Problem 7.6.3:  A gas is fed to an electrostatic precipitator that has a collection area of 92000 square feet. Gas contains two distinct particles sizes; 30 percent 0.3 microns and 70 percent 0.6 micron. Particulate loading is 5 grains per cubic foot.  The gas at 350 °F is flowing at a rate of 3000 cubic feet per second.  The particle migration velocity, u, of the smaller particles is 0.1 foot per second.  What is the particulate mass collection efficiency? The particulate discharge requirement is 0.08 grain per dry standard cubic foot.

 

Solution:  Migration velocity of the particles is given by C d_pepsilon_o K E² over 3 mu_g.

In this relationship, epsilon_o is particle resistivity, K is dielectric constant, E is electric field strnegth, mu_g is gas viscosity; and C is Cunningham factor. Its value could be considered as 1.

Efficiency of the electrostatic precipitator is given as 1 minus exp ( minus A u over Q), where A is collection area, u is drift velocity and Q, volumetric flow rate.

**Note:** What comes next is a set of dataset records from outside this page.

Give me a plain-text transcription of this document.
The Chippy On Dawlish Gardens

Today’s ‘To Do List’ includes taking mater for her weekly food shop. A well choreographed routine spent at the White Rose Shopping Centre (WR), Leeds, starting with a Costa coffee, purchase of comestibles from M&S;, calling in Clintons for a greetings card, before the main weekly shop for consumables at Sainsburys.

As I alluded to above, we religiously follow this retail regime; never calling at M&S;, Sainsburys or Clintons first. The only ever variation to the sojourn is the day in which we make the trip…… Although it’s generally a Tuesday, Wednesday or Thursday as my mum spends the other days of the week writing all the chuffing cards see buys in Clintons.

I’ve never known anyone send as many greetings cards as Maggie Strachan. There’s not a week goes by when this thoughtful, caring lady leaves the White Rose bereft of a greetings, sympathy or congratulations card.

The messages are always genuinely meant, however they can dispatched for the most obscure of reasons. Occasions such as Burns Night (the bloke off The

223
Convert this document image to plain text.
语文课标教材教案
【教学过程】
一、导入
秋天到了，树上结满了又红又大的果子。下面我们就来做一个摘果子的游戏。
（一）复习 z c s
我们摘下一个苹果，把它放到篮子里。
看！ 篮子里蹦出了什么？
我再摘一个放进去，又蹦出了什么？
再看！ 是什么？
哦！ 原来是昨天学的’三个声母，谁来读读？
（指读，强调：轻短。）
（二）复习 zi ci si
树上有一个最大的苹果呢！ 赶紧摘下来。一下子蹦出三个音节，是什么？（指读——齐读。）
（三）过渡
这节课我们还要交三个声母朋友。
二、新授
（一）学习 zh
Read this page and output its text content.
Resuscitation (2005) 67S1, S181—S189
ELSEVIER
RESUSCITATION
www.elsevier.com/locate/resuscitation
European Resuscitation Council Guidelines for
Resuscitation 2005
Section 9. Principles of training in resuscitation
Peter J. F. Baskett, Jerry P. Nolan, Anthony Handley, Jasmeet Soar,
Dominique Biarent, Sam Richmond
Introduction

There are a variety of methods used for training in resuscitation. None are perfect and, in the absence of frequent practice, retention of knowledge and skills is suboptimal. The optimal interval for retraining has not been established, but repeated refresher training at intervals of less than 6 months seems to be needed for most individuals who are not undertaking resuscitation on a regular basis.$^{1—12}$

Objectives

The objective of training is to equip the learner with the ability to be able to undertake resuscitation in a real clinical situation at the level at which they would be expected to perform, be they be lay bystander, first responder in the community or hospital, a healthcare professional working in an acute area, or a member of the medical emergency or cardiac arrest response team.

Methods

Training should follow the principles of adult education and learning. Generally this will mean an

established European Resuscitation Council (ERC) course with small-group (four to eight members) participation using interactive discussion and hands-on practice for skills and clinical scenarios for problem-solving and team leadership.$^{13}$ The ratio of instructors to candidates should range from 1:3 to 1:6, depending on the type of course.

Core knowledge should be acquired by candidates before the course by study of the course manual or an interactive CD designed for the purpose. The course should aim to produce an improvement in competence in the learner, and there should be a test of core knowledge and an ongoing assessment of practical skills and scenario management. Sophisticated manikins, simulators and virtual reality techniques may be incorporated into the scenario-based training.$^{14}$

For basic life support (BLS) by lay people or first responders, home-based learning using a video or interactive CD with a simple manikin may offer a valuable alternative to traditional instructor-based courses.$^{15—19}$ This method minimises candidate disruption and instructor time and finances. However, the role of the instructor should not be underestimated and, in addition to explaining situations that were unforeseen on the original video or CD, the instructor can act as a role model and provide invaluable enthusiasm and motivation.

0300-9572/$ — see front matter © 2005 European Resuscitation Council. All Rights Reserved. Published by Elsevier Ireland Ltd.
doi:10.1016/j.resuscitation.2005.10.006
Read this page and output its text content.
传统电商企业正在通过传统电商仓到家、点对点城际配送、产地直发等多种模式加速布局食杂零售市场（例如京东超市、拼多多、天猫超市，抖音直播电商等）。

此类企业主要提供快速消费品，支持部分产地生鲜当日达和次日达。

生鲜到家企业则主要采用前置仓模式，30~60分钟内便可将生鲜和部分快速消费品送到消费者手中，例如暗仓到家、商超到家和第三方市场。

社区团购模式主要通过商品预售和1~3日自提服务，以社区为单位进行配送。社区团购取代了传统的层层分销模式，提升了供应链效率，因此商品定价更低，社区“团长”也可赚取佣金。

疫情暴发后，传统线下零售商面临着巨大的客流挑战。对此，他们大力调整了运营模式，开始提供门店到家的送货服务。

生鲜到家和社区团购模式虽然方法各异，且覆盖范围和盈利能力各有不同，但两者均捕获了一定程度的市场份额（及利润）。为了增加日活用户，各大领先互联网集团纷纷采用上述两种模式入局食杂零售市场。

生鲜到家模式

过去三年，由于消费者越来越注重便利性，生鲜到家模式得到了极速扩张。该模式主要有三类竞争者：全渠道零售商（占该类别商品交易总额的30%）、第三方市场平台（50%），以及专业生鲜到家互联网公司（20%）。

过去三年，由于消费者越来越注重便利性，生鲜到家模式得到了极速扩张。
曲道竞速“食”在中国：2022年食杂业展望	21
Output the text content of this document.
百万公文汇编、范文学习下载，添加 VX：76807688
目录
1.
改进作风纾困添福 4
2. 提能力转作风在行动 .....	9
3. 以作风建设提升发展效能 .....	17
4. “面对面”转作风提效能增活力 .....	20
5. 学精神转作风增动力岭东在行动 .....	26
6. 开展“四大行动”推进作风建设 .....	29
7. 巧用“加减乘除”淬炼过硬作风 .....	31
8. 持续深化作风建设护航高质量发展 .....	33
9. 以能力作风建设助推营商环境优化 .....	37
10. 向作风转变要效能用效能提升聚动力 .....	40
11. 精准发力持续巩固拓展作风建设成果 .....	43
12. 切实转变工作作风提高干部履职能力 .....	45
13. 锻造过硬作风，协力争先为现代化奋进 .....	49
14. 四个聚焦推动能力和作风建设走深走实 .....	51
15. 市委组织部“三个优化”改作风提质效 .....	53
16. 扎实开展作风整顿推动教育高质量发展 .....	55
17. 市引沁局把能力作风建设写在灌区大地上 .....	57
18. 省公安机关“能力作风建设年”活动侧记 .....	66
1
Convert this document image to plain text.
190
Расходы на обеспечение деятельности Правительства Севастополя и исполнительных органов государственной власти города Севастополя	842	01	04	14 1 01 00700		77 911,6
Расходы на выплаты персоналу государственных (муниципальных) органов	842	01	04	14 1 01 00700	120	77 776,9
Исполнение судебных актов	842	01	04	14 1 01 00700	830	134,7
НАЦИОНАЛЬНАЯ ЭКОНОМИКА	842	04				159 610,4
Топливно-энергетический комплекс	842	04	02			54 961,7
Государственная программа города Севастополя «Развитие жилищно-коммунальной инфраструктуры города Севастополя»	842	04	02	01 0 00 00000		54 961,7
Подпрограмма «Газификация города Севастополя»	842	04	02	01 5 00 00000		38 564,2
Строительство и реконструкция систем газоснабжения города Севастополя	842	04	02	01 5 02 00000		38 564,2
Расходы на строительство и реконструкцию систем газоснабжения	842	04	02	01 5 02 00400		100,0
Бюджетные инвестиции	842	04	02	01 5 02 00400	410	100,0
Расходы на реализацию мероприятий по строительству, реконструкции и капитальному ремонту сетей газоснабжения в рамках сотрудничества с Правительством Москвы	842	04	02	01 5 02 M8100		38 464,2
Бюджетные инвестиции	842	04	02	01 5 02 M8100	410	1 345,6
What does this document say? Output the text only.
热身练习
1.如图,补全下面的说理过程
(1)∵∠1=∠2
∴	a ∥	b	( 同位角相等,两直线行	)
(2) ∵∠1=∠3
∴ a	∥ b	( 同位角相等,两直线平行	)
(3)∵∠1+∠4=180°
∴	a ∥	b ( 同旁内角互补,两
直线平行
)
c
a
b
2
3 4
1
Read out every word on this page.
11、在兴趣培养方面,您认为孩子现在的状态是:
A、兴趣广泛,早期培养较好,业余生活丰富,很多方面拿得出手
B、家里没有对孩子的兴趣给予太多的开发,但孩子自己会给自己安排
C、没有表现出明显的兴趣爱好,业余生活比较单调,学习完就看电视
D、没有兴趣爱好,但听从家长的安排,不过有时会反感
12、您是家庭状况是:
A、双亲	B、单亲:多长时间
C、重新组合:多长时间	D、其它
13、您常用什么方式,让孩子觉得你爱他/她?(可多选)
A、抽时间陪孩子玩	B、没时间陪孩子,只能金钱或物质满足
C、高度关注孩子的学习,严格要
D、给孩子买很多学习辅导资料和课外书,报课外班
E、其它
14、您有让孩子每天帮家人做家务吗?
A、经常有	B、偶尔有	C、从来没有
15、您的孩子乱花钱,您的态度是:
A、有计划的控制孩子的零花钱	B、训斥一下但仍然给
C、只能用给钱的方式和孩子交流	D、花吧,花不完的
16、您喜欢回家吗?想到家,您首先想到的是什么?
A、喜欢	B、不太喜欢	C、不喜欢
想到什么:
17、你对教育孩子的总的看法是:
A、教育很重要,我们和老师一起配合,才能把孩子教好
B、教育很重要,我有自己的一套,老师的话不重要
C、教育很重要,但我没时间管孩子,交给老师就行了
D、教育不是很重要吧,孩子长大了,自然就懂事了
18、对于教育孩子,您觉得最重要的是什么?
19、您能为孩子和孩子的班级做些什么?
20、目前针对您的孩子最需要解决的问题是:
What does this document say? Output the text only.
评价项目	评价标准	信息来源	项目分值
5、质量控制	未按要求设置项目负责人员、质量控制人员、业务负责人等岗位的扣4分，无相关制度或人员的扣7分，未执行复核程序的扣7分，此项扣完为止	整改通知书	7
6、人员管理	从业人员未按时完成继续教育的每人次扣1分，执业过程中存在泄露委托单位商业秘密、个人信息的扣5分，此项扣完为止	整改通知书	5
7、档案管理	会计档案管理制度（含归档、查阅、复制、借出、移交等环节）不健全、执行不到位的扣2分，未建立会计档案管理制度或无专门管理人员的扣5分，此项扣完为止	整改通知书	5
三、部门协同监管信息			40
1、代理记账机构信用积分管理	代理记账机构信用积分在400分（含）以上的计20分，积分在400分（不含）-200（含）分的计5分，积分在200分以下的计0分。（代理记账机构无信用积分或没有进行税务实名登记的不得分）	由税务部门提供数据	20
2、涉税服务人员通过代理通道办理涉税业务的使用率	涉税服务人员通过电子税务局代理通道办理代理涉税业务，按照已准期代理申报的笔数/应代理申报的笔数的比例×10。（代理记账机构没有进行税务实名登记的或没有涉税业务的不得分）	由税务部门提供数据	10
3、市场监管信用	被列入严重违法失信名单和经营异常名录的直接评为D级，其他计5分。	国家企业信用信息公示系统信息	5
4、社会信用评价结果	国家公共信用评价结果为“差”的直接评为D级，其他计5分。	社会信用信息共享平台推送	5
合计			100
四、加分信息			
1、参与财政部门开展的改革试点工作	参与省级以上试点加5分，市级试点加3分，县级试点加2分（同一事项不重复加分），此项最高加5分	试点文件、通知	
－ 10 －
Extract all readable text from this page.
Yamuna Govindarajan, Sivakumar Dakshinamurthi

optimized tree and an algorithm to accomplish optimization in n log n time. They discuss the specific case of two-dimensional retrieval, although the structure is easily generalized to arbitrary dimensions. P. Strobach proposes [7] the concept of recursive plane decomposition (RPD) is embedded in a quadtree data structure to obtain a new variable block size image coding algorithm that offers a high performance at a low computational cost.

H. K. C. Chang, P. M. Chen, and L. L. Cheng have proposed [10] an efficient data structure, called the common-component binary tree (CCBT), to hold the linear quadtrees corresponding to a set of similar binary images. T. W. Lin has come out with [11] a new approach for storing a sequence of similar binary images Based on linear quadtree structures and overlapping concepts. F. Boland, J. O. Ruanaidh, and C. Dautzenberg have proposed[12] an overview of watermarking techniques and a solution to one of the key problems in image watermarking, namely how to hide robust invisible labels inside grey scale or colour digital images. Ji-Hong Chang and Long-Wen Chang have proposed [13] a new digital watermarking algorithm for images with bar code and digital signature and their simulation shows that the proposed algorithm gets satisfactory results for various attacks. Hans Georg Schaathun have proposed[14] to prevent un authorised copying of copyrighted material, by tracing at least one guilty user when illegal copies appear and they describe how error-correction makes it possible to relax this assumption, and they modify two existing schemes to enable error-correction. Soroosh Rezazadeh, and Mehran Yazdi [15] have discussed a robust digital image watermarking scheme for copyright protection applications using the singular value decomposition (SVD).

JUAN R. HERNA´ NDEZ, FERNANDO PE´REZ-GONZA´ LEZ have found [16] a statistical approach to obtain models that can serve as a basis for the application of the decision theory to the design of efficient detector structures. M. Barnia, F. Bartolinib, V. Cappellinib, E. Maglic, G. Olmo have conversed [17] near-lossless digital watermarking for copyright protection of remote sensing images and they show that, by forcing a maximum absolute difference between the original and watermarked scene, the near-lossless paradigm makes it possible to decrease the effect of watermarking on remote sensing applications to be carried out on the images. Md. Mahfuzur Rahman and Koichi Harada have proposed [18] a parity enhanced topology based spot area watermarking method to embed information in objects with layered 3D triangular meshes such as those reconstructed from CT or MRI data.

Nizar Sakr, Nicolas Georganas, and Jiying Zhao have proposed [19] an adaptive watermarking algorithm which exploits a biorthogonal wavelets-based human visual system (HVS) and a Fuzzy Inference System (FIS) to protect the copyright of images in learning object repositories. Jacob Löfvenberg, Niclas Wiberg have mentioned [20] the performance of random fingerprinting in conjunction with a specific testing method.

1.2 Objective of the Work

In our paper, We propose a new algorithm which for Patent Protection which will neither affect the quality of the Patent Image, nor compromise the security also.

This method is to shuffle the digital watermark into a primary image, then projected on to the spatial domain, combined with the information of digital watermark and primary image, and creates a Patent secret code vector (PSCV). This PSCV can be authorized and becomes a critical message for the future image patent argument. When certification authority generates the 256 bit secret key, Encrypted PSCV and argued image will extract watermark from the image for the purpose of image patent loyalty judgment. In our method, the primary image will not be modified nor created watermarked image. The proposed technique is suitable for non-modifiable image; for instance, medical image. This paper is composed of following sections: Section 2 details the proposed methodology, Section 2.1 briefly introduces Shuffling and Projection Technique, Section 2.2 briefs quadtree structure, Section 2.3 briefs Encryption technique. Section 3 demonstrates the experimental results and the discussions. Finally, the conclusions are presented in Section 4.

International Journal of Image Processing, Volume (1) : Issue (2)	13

For 0.3 micron-diameter particles, migration velocity is 0.1 foot per second. Collection efficiency can be found as one minus exp(minus 92000 time 0.1 over 3000) or 0.9534 or 95.34 percent. For 0.6 micron-diameter particles, migration velocity can be found to twice that 0.3 micron-diameter particles. Collection efficiency is calculated to be 0.9978 or 99.78 percent. Overall collection effiicincy is sum of weighted effciencies. That means 0.3 time 0.9534 plus 0.7 time 0.9978 or 0.9845 or 98.45 percent. Exit particulate concentration is 5 time (1 minus 0.9845) or 0.0775 grains per cubic foot.